Typical use cases include:
Boost the importance of specific senses, such as damage
Compress or exaggerate certain strength ranges
Ensure that weak stimuli remain insignificant, even if frequent
Distance Multiplier Curve

The Distance Multiplier Curve scales perception strength based on the distance between the AI agent and the sensed target.
In the example, the signal becomes stronger as the target gets closer to the agent. This is particularly useful for senses such as sight and hearing, where proximity naturally increases confidence and urgency.
Typical use cases include:
Making nearby targets more threatening than distant ones
Reducing long-range noise from weak or ambiguous stimuli
Biasing focus toward closer targets in combat encounters
Time Since Sensed Multiplier Curve

The Time Since Sensed Multiplier Curve scales perception strength based on how long the stimulus has been present.
In this example, the signal grows stronger as detection time increases. This can be used to simulate human-like reaction times, where awareness does not immediately spike on first contact.
By inverting or flattening the early part of the curve, it is also possible to make early detection weak or negligible, which is a good way to simulate reaction times (e.g., it takes 0.2 seconds for a human to react to sight).
Typical use cases include:
Delaying strong reactions to brief or transient stimuli
Gradually reinforcing sustained detection
Suppressing instant awareness for sight or hearing until confirmation or reaction time
Awareness Setup
Awareness setup defines how evaluated perception data is interpreted into a continuous awareness value and awareness states. It controls thresholds, gain behavior, and how bots transition between awareness levels.
Awareness Profile Data Asset
The Awareness Data Asset defines how an AI agent interprets evaluated perception data into awareness states over time. It controls how quickly awareness is gained, how it decays, and how continuous awareness values are mapped to awareness levels.
Creating an Awareness Profile
An Awareness Data Asset can be created in either of the following ways:
From the Content Browser: Ninja Bear Studio → Ninja Bot → Awareness Profile
By creating a Data Asset directly from
UNinjaBotPerceptionAwarenessProfile
Awareness States
When no Awareness Profile is assigned, an AI agent can only be in one of two states: Unaware and Aware. However, when an Awareness Profile is provided, the following awareness states become available:
Unaware: The AI has not detected anything unusual
Suspicious: The AI has detected weak or inconsistent signals
Alerted: The AI has strong and consistent indications that a target is nearby
Aware: The AI has fully confirmed the target's presence
These states are derived from a continuous awareness value in the range [0, 1], which is accumulated per sensed actor based on the normalized perception score produced by the Perception Component. Then, awareness is accumulated and decayed over time using the following model:
Awareness increases at a given gain rate, while at least one sense is actively detecting the target and providing a meaningful score.
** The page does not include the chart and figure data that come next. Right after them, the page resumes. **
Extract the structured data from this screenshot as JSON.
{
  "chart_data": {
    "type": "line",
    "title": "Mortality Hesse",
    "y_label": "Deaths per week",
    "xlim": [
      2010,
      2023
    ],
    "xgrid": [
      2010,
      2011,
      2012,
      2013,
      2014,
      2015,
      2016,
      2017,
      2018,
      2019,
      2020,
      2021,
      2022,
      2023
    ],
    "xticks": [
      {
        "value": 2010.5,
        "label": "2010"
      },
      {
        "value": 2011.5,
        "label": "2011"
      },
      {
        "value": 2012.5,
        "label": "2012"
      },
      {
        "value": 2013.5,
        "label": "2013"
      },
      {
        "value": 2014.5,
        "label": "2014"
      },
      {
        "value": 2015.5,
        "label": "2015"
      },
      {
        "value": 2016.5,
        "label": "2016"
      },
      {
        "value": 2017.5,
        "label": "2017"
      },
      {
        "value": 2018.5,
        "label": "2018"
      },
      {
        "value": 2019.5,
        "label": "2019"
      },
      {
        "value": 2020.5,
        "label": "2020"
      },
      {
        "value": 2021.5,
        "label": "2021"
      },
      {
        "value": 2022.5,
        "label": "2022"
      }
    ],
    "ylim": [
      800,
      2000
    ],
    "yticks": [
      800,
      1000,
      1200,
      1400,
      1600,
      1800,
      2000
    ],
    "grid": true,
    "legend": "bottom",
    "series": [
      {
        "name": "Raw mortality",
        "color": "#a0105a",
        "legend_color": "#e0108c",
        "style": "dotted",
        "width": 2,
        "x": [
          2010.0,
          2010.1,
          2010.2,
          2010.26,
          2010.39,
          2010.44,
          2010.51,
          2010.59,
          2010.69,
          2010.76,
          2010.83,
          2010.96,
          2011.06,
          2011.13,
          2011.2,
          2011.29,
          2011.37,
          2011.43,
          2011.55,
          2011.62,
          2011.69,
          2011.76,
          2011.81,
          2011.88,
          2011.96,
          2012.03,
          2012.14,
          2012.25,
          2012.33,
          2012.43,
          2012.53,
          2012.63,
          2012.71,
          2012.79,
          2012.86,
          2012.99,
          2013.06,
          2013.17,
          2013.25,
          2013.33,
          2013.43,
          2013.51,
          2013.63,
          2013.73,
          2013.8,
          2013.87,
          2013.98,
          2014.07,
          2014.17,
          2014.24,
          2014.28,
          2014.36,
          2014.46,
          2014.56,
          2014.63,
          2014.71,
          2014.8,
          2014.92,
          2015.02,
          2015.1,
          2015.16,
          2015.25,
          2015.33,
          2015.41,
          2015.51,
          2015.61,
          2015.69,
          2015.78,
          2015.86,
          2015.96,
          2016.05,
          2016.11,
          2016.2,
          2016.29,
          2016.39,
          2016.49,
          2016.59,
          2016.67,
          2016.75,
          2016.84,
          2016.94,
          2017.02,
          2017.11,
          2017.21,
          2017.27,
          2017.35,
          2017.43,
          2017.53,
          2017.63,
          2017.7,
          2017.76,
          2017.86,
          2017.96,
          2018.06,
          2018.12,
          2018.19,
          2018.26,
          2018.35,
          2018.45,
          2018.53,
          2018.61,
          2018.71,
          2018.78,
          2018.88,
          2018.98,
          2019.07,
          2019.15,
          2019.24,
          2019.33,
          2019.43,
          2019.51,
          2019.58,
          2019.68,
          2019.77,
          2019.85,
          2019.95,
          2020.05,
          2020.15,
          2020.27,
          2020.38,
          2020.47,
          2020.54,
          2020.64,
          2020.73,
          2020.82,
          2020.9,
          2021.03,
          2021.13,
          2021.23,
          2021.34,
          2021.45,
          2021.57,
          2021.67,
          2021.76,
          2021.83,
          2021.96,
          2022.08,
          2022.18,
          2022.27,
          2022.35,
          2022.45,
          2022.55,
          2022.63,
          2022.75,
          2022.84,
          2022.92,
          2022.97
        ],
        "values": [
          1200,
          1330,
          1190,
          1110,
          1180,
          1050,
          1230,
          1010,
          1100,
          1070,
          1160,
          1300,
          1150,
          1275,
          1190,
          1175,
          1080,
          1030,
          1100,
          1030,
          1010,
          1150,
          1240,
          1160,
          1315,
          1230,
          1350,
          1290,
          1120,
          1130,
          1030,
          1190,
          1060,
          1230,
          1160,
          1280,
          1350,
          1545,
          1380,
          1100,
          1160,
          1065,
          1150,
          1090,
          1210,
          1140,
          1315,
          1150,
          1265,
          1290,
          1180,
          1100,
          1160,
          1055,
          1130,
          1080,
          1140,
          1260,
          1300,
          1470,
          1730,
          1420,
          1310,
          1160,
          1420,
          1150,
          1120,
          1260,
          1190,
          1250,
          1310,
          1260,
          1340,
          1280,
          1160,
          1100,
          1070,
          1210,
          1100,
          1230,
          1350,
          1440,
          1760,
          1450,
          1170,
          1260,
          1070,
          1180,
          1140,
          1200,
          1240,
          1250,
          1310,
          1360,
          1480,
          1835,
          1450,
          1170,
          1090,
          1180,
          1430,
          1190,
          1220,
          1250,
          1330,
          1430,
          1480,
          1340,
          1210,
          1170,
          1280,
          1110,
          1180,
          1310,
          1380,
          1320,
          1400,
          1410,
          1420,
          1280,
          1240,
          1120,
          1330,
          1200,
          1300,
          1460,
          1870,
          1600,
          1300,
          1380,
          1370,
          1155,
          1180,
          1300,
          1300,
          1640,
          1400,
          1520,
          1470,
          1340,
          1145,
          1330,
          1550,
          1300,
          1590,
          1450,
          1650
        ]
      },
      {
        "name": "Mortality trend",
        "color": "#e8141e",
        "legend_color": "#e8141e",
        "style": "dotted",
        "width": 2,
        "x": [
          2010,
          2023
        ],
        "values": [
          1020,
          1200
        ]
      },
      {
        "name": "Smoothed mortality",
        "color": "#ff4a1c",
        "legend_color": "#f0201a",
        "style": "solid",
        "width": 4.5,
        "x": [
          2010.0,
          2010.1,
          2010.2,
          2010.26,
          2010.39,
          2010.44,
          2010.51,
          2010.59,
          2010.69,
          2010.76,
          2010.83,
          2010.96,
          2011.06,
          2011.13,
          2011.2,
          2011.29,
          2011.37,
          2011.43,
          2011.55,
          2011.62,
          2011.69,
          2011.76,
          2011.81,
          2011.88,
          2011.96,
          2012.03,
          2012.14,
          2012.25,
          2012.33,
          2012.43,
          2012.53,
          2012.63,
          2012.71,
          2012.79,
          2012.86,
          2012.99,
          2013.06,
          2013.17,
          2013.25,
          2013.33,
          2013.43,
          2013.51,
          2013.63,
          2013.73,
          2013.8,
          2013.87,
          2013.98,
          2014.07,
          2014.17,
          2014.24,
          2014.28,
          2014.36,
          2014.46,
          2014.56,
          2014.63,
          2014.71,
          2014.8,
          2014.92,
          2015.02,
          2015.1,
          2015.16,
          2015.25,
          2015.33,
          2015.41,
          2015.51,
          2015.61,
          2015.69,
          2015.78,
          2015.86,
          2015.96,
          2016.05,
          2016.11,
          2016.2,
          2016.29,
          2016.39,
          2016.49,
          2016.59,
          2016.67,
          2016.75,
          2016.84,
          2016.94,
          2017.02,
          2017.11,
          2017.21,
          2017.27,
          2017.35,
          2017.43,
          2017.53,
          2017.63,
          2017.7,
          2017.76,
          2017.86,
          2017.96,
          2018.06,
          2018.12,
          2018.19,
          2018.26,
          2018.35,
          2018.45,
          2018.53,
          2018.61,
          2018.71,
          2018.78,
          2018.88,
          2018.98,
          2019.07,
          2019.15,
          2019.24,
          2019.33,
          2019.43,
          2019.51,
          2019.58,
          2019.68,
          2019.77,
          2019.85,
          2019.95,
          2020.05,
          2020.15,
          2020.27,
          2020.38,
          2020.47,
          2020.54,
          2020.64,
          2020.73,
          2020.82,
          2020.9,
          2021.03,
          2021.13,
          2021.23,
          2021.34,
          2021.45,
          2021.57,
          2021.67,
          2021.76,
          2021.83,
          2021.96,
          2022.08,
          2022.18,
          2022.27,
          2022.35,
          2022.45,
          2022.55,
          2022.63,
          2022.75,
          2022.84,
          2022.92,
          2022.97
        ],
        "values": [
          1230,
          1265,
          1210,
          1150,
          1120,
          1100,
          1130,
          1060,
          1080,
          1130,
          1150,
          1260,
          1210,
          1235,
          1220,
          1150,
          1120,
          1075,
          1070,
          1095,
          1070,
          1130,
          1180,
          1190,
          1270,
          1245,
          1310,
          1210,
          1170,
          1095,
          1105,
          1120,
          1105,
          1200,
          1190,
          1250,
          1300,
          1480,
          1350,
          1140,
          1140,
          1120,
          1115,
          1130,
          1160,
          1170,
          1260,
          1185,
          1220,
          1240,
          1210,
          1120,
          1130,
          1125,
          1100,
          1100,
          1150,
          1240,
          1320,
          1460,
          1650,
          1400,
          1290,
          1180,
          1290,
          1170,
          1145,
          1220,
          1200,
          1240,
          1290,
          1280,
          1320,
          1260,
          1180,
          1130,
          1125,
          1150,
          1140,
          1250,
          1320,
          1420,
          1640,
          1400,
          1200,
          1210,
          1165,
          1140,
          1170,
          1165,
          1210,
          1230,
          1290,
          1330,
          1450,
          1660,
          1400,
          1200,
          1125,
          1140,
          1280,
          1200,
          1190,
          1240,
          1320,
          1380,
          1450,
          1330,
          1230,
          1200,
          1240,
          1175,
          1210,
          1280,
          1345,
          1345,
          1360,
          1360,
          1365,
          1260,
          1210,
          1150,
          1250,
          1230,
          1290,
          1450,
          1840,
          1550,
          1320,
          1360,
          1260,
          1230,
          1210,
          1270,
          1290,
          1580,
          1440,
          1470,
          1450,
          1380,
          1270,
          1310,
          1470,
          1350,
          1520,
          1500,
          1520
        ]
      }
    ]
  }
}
Awareness decays at a given decay rate, when no valid stimuli are present or not providing a meaningful score.
Awareness Profile Properties
Property | Description |
|---|---|
Gain Rate | Awareness gained per second while at least one sense is actively detecting the target. This is not the time to reach full awareness, but a scaling factor applied to perception score over time. |
Decay Rate | Awareness lost per second when no senses are detecting the target. Lower values allow suspicion or alertness to linger after losing stimuli. |
Suspicious Threshold | Awareness value at which the AI transitions from Unaware to Suspicious. |
Alerted Threshold | Awareness value at which the AI transitions from Suspicious to Alerted. |
Aware Threshold | Awareness value at which the AI becomes fully Aware of the target. |
Notes:
Awareness gain depends on perception strength, but decay is time-based only.
Thresholds must be ordered logically to produce valid transitions.
Awareness profiles control interpretation, not sensing.
The same awareness profile can be reused across multiple bots for consistent behavior.